Conclusions: Posterior or Posterior laterally placed intradural spinal tumors confined to the spinal canal involving one or two vertebral levels can be excised safely and effectively using tubular retractor system, with adding the advantages of the MIS surgery.

Treatment outcome and lessons learned from the management of WHO grade II pediatric intramedullary ependymoma over a decade: Experience from a tertiary care centre

Ved Prakash Maurya, Sanjay Behari, Awadhesh Kumar Jaiswal, Arun Kumar Srivastava, Jayesh Sardhara, Kamlesh Singh Bhaisor; Sanjay Gandhi Postgraduate Institute of Medical Sciences (SGPGI), Lucknow, Uttar Pradesh, India

Objectives: Intramedullary ependymoma is rare primary tumors in pediatric population as compared to their adult counterpart. WHO grade II pediatric intramedullary ependymoma (PIME) is commonest in frequency though less discussed pathological grade. The occurrence of these tumors along the spinal cord depends on age groups and histological subtypes. This study aimed to share the clinical experience and management outcome of grade II PIME from a tertiary care centre over the period of last ten years.

Materials and Methods: The clinico-radiological details of all histologically proven, newly diagnosed primary pediatric intramedullary ependymoma who underwent management were collected.

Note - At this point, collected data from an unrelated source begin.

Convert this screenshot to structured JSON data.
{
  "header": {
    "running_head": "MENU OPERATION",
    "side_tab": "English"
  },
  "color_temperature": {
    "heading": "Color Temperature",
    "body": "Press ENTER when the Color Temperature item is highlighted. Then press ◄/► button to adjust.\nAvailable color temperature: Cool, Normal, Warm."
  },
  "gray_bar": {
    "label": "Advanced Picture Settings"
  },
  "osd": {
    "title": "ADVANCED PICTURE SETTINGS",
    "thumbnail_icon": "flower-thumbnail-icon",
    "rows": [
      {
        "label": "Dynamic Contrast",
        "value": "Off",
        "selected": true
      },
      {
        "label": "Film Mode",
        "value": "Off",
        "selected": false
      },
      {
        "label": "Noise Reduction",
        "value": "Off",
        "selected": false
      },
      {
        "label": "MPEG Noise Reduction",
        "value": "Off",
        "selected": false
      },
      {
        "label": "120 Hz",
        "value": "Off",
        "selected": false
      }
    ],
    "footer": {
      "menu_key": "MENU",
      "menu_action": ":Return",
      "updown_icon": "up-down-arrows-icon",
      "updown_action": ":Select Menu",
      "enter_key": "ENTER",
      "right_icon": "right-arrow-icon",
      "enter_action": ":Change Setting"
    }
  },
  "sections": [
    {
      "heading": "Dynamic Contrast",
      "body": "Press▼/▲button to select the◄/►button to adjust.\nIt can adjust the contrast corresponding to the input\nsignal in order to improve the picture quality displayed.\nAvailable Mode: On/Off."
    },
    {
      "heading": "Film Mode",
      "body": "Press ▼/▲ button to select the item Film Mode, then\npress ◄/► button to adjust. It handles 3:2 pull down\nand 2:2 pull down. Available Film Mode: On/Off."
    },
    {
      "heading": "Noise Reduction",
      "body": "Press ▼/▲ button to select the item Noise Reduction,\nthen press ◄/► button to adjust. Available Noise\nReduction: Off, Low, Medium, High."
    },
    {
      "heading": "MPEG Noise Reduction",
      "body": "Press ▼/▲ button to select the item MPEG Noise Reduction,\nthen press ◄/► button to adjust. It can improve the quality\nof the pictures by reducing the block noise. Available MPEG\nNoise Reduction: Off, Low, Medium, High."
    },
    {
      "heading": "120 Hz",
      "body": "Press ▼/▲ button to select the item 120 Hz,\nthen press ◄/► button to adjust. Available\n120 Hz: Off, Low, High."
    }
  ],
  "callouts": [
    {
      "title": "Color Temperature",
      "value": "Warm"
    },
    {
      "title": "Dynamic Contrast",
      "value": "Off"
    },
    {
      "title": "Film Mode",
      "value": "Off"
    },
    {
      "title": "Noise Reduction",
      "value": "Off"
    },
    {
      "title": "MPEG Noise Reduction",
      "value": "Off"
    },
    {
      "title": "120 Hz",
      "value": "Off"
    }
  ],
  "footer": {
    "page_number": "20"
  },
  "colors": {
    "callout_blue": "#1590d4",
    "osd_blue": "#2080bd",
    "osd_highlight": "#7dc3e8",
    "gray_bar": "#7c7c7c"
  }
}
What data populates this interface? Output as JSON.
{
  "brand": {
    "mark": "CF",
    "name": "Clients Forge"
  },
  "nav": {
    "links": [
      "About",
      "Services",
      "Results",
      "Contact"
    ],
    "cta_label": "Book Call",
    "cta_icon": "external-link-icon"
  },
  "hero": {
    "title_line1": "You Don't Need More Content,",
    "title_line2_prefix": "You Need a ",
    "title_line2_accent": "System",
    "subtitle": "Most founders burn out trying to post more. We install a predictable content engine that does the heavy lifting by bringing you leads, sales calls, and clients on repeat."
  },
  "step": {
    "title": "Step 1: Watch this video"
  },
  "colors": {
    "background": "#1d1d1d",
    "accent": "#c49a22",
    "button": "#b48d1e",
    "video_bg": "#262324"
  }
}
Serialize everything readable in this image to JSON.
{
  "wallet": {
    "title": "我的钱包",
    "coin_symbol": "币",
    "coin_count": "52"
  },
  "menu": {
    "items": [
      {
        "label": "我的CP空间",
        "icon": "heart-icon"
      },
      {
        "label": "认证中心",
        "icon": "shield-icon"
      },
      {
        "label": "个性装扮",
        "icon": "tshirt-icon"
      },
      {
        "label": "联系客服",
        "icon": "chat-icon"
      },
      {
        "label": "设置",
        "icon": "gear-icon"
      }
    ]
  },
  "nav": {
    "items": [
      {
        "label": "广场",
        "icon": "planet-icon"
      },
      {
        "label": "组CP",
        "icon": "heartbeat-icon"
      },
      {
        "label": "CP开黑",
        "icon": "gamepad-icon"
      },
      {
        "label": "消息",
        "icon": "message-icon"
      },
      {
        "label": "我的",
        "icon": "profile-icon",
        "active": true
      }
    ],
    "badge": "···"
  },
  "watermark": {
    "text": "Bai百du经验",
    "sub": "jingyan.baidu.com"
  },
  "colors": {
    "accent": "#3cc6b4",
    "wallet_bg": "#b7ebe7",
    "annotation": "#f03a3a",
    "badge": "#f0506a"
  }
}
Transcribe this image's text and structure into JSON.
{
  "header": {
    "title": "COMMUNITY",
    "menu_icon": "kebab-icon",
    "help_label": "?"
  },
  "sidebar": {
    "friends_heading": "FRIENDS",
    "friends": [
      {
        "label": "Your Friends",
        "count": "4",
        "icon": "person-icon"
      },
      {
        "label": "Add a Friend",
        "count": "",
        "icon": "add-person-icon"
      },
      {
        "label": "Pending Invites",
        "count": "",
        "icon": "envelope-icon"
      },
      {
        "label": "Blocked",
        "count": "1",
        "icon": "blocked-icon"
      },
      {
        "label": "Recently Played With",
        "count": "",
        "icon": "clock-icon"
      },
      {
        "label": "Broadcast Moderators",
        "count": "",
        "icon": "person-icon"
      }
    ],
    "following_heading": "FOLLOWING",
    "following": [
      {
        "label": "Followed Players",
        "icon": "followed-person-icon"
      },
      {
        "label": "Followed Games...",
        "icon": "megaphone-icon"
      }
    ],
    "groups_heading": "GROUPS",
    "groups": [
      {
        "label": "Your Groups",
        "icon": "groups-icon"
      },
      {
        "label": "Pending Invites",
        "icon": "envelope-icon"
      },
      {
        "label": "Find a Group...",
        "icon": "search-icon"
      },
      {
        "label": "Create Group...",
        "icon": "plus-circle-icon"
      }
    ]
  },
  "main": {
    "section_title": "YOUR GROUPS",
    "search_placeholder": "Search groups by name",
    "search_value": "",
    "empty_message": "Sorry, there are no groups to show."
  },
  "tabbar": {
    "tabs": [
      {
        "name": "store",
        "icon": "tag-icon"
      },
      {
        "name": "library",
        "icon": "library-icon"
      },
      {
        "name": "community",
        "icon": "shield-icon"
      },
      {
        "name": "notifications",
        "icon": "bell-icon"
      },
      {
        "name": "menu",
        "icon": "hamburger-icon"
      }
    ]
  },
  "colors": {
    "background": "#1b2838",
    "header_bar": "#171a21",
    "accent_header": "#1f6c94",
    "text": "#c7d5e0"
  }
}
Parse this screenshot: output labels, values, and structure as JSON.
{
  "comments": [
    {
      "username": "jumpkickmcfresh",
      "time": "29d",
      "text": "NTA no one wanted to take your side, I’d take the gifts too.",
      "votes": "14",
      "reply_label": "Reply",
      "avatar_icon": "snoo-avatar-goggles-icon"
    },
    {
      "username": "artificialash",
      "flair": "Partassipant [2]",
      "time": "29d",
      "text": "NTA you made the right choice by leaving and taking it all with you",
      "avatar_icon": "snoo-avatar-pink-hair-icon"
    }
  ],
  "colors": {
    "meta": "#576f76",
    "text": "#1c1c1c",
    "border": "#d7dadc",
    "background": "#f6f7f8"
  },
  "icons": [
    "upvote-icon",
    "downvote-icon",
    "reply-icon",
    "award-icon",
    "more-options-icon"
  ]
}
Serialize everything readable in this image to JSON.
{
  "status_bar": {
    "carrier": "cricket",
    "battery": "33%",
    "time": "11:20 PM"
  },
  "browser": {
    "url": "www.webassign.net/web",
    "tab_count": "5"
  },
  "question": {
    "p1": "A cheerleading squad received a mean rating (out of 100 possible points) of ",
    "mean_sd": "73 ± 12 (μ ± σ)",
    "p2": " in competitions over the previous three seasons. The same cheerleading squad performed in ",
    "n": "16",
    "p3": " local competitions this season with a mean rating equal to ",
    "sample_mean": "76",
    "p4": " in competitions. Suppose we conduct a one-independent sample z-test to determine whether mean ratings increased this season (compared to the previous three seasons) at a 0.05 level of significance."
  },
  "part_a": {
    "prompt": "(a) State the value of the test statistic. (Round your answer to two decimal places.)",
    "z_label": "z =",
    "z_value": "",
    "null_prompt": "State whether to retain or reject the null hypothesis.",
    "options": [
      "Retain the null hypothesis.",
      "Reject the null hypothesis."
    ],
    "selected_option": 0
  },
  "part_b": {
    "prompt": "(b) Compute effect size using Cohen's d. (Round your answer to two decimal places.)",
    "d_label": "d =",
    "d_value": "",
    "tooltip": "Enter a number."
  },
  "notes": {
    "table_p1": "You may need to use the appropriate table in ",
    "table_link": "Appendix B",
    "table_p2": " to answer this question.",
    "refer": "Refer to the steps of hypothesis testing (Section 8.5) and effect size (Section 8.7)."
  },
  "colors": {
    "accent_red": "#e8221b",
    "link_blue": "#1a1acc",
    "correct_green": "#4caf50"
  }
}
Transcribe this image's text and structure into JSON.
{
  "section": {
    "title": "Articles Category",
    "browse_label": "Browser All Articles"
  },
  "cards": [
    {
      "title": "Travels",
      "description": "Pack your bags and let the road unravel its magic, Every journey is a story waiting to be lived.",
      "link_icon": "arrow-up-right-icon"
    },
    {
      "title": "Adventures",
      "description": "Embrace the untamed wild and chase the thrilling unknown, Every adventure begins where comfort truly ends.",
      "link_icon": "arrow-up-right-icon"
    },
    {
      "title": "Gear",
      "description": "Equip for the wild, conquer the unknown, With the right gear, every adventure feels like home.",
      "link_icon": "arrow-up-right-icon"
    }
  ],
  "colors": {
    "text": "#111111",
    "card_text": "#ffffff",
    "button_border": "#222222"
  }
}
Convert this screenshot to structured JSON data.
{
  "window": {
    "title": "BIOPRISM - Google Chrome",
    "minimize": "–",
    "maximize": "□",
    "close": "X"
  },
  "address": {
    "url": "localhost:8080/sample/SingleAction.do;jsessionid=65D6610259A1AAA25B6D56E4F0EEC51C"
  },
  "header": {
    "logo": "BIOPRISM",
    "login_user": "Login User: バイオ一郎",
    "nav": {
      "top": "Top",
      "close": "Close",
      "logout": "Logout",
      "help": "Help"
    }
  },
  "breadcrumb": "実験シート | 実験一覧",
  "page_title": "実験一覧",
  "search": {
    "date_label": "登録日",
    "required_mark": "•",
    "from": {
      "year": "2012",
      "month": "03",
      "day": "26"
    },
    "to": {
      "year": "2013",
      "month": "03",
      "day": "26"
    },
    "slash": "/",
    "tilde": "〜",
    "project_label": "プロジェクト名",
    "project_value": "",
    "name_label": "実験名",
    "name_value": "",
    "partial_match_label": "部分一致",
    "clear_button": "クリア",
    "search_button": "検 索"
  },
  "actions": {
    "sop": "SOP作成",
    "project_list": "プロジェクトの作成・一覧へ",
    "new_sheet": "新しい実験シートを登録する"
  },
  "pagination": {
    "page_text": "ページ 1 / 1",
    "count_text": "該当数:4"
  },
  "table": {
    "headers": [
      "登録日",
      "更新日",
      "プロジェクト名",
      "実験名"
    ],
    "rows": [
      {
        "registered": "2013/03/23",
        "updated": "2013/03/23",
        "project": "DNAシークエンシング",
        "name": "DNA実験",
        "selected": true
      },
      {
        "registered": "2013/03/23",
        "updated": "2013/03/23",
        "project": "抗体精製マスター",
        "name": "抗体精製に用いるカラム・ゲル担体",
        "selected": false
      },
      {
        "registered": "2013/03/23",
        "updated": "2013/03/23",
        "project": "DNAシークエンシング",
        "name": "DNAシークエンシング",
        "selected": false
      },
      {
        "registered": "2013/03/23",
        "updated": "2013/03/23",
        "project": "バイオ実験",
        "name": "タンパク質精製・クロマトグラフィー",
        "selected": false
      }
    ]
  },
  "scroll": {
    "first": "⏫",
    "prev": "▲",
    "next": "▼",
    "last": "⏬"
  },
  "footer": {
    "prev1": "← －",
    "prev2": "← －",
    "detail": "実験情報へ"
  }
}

Recurrent lesions and other spinal cord tumors were excluded. Specific details included: documentation of symptom complex such as intensity of pain at presentation, neurocutaneous stigmata and associated orthopedic deformity (if any) at the time of admission and subsequent follow-up visits at 6 weeks, 6 months and later on yearly basis as per the department policy. Patients with urinary complaints at the time of admission were subjected to urodynamic studies to rule out associated urological disorder. Patients who become symptomatic at the time of growth spurts were evaluated for associated thickened filum terminale. The data were analyzed by using appropriate statistical tests.

Results: The mean age of the study population was 16.3–4.0 years. In our study, mean and median follow-up period was 42.1 months and 31.0 months (range of 2–126 months). The mean survival time of the patients was 119.11 months ( 95% CI= 106, 132). The male to female ratio was 2:1. Pain was noticed in 14 patients [14/18(77.8%)] and 4(22.2%) patients were ambulant at the time of admission. 15(83.3%) patients undergone total excision and subtotal excision was achieved in three patients. After surgical decompression of tumor, there was significant improvement in the modified McCormick’s grade, when median score compared between preoperative period and last follow-up visits [4(2.8-4) Vs. 2(2-3), P= 0.001]. There was one surgical mortality with two symptomatic recurrence after surgical resection.

Conclusions: This study emphasizes early maximal safe resection for the symptomatic patient to achieve a better outcome. Molecular and genetic makeup of the histological subtypes play vital role in deciding the morphology of tumor and recurrence-free survival. Age, gender and vertical extension of tumor have a debatable impact on the overall outcome in PIME.